A study by Willems in 2001 confirmed the substantial overestimation of the dental age in Belgian Caucasians using the original methods by Demirjian. It claimed that significant overestimation is due in theory to the different rates of dental development in different populations (Willems et al. 2001). Evaluation of dental development was considered as a reliable method for predicting age, as maturation events associated with tooth formation are less variable, and the mineralization of teeth is not affected by the external factors, such as crowding, retention, or early extraction of deciduous teeth (Chertkow and Fatti 1979; Maia et al. 2010; Latić-Dautović et al. 2017). As a developing country with a huge population, socioeconomic and nutritional status may affect the skeletal and dental growth of children in Indonesia (Cameriere et al. 2007).

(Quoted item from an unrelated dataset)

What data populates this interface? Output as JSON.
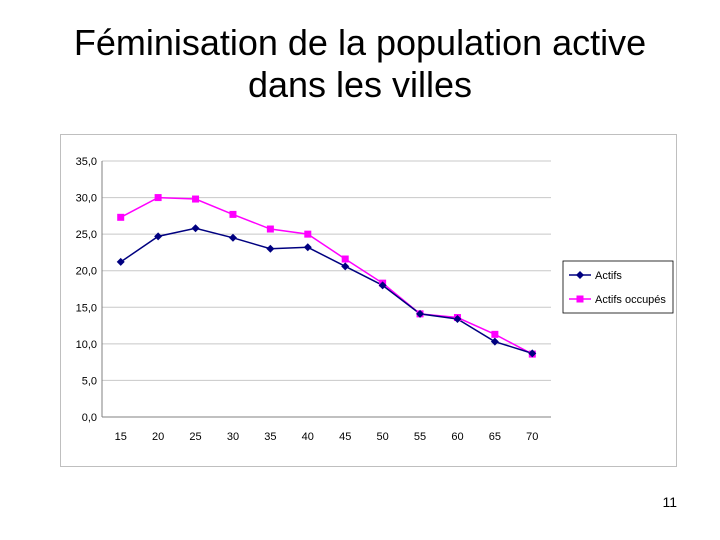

Routine radiographs for dental treatment such as panoramic and periapical may be used as evidence in the forensic fields. Estimating the dental age in children can be done by defining the calcification and mineralization of teeth. Some combined methods, such as hand-wrist radiograph, might be necessary for further consideration and investigation of the dental age estimation.

Conclusion

The results of this study suggest that the dental age estimation method proposed by Willems can be applied accurately to the boy population in Surabaya, as there was no significant statistical difference. However, a thorough analysis might be necessary while applying this method to the girl population in Surabaya. A small number of subjects have been thought as one limitation in this study; hence, further studies with more samples will improve the reliability of the Willems method in Indonesia.